Kalp is distraught. He does not know what to do. He cannot seem to contain his anguish. It is just a chicken, Kalp knows, and it is ridiculous to wail so and carry on for a mere chicken. But he cannot help it. He tugs at his ears and makes the high keening sound of sorrow until the security guard that is staying with him in the house calls Gwen in a panic. She and Basil leave work early and come home. Basil speeds illegally, because they get to the house much faster than they ought to, and Gwen tells Kalp that there is nothing to be done for his feathered pet. There are only two choices — it dies slowly, suffering, or she can break its neck and kill it quickly.
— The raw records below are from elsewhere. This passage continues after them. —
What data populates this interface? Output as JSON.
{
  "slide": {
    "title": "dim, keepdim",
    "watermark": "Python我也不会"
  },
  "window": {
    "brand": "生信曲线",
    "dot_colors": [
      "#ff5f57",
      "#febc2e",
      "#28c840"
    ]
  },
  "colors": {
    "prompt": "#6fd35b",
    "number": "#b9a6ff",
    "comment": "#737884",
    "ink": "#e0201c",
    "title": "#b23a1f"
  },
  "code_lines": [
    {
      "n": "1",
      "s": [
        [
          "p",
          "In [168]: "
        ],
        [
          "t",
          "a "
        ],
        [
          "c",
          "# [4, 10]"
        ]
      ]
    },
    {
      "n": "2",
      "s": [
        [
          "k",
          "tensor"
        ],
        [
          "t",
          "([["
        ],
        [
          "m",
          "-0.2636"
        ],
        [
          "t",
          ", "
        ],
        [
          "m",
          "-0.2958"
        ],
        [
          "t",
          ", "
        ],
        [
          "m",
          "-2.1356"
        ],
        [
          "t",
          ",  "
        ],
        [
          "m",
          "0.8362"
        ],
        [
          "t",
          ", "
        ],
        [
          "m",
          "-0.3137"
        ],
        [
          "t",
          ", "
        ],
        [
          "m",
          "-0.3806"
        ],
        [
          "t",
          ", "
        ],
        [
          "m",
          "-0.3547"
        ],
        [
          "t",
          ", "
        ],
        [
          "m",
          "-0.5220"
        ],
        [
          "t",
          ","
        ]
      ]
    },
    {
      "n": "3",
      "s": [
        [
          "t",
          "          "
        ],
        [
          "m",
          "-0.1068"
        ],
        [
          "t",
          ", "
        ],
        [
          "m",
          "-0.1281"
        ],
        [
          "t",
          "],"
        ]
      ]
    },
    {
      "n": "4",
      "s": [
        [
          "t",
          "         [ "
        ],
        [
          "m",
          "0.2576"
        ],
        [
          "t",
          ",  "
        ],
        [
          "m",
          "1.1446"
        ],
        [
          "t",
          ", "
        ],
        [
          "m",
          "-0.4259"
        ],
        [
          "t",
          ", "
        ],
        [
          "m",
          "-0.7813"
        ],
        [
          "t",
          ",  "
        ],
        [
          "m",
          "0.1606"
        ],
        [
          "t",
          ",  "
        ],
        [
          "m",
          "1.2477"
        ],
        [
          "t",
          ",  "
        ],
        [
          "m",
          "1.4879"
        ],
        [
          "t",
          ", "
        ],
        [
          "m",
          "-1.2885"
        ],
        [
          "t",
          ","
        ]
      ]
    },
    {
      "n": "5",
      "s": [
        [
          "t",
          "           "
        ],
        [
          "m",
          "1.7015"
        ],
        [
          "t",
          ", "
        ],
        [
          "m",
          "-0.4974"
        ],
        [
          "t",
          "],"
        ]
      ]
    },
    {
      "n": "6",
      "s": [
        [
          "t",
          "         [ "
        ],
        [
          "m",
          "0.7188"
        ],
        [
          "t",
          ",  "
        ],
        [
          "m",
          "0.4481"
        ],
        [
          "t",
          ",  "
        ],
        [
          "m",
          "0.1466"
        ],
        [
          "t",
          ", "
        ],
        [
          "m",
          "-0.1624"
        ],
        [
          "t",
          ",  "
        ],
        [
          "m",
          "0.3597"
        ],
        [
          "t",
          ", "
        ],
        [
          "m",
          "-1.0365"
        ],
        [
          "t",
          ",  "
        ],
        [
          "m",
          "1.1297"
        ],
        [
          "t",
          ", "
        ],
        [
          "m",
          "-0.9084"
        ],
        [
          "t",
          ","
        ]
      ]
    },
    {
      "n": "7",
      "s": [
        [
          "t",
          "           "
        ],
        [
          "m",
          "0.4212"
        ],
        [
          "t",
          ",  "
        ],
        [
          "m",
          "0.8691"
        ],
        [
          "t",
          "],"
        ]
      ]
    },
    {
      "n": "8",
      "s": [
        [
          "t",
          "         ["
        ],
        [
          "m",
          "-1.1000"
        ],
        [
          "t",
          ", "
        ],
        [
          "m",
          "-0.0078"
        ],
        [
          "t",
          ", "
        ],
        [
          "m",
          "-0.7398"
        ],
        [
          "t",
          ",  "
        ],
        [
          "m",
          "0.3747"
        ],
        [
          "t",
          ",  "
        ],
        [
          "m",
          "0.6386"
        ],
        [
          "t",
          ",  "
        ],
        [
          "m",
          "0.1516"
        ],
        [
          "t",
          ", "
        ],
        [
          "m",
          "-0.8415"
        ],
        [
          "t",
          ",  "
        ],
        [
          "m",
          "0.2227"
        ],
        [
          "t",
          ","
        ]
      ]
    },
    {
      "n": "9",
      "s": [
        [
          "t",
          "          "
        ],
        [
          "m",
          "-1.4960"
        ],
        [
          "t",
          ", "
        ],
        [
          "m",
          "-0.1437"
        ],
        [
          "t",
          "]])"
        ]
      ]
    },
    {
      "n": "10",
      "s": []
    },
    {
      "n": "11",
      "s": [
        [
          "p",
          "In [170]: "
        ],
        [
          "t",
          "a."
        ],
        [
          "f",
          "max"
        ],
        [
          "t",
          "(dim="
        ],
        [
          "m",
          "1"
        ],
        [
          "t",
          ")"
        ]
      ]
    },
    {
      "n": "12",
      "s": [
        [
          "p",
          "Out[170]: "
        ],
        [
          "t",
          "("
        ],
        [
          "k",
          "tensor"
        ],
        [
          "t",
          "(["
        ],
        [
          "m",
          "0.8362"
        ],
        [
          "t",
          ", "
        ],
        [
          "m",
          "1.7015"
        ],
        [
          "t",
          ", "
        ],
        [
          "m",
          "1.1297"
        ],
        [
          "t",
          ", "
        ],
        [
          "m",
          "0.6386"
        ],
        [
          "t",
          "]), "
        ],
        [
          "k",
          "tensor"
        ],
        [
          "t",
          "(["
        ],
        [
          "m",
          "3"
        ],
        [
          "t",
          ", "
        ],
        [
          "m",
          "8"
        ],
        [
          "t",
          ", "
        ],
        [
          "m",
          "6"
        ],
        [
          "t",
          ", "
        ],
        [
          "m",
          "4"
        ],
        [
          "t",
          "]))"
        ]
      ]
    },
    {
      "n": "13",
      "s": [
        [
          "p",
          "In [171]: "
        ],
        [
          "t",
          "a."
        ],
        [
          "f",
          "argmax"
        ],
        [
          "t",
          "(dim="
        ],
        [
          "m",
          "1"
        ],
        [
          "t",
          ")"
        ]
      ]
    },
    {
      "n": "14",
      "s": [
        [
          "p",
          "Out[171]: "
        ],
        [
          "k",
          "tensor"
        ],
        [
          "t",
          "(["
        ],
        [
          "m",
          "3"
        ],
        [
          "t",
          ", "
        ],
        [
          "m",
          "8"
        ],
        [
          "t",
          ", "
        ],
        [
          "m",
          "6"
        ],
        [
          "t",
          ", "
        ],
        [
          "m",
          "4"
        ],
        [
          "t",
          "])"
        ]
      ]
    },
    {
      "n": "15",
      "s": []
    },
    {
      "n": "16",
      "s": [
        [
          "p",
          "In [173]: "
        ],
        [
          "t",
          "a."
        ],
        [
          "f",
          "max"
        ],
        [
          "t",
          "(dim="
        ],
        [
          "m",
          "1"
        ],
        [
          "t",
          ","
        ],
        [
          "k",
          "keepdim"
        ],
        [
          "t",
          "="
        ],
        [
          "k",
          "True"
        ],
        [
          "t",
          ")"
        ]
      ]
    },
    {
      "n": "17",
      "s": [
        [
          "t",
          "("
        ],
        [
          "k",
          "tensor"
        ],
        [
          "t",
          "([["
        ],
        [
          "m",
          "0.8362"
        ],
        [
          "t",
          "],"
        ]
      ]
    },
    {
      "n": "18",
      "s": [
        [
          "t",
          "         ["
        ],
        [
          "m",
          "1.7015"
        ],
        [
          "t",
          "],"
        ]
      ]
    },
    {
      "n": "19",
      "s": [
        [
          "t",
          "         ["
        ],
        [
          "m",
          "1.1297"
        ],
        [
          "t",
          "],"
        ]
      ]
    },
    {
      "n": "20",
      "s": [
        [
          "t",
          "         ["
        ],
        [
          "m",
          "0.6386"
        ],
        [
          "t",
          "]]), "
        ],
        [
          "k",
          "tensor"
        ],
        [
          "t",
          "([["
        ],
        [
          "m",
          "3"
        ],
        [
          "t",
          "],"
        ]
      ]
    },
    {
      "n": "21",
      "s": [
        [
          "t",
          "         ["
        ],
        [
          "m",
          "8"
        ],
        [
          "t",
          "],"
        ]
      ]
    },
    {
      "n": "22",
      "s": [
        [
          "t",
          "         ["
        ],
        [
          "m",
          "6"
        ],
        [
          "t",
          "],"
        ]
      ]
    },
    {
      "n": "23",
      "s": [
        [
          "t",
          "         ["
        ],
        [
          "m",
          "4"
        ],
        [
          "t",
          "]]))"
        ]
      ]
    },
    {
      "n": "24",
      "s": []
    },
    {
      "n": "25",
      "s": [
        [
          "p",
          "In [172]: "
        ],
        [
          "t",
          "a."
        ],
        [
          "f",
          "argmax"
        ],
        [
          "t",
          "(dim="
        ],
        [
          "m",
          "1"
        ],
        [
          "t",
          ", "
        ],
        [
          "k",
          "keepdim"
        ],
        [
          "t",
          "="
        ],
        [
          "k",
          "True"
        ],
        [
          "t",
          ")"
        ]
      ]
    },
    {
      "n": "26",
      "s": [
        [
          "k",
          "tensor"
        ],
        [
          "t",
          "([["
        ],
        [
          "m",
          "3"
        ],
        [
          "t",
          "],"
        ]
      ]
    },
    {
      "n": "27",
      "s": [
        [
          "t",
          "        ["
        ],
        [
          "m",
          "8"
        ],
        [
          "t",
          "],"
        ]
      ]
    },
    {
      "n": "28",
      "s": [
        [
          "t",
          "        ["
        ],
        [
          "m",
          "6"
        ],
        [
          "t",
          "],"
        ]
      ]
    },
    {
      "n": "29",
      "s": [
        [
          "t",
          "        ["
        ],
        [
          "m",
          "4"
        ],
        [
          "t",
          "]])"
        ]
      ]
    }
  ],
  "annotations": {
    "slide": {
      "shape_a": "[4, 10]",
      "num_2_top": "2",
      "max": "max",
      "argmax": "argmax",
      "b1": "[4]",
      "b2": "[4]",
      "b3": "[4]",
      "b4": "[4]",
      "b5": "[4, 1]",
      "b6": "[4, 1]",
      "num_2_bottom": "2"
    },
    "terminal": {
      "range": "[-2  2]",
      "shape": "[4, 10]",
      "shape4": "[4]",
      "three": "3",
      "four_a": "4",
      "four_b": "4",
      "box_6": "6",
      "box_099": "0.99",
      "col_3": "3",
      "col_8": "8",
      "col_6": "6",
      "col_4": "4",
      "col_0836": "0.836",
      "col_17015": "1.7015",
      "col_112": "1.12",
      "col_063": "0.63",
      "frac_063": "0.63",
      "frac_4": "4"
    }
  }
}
Kalp agrees to let her end its suffering, and covers his face with his hands. The revolting snap makes Kalp retch, and the texture of the little death makes his skin feel dirty. Would Gwen break his neck, he wonders, if he asked? He hurts so much he can hardly stand it.
He needs a distraction, so together he and Gwen strip the chicken’s carcass, removing the few still-beautiful wing feathers (which Kalp wants to keep as mementos), taking out its innards. Gwen says they should eat the chicken, it would be a waste not to, and besides, it may help Kalp come to terms with its death. She admits that this is the same thing her father told her when her pet piglet got snared in a barbed wire fence when she was a child. There is a discussion about accepting the death of a beloved pet. Kalp tentatively broaches the topic of her family again, but she will not say anything more.
Basil resolutely stays in the dining room with his paperwork and the mysterious contents of the locked black briefcase until the chicken no longer resembles a chicken, and instead looks like food.
Since Gareth, Basil can no longer look at a mass of raw flesh without vomiting violently.
They eat the chicken dinner in silence, and retire to their now-shared bed. They only sleep, everyone too emotionally wrought to do anything more than lay in the dark and clutch each other’s hands.
On the fourth day, Barnowski dies in hospital. He succumbs to the wounds he sustained trying to get between Derx and the sniper. The coroner must process his body too, and they push back the funeral to bury the lovers together. Edgar, understandably, quits the Institute.
So do seven others.
On the fifth day, Kalp receives a small package in the post addressed to himself.
Who on Earth, quite literally, would send
Kalp
a package?
Kalp sets it on the top of his chest of drawers, too agitated to open it now. He cannot quite decipher the words that the letters spell out on the box; he sees the address at which he lives, and the address from which it came, but it is just a string of numbers – RR#3, Cnty. Rd. 1475, ON., and the word CA-NA-DA. He says it out loud: “
Sanada
.” He does not know what a canada is or where it may be, or why all those numbers are ‘ON’ it, and in a pique of annoyance at his own meagre abilities, even after so many months of study and immersion, he abandons the package.
He is too fraught with frustration and curling worry to deal with what probably amounts to hate mail from someone who did enough research, read enough newspaper articles, watched enough special interest television programs, to find him. Whatever is inside the slim paper-wrapped box, he is fairly certain that he will not like it.
He should discard it immediately, he knows. Possibly it is even dangerous, a threat. But there is something powerful about finally receiving mail of his very own, and so he will keep the package — just, never open it. It seems an overly emotional choice, but Kalp is as satisfied with this compromise as he ever will be, and he puts it from his mind.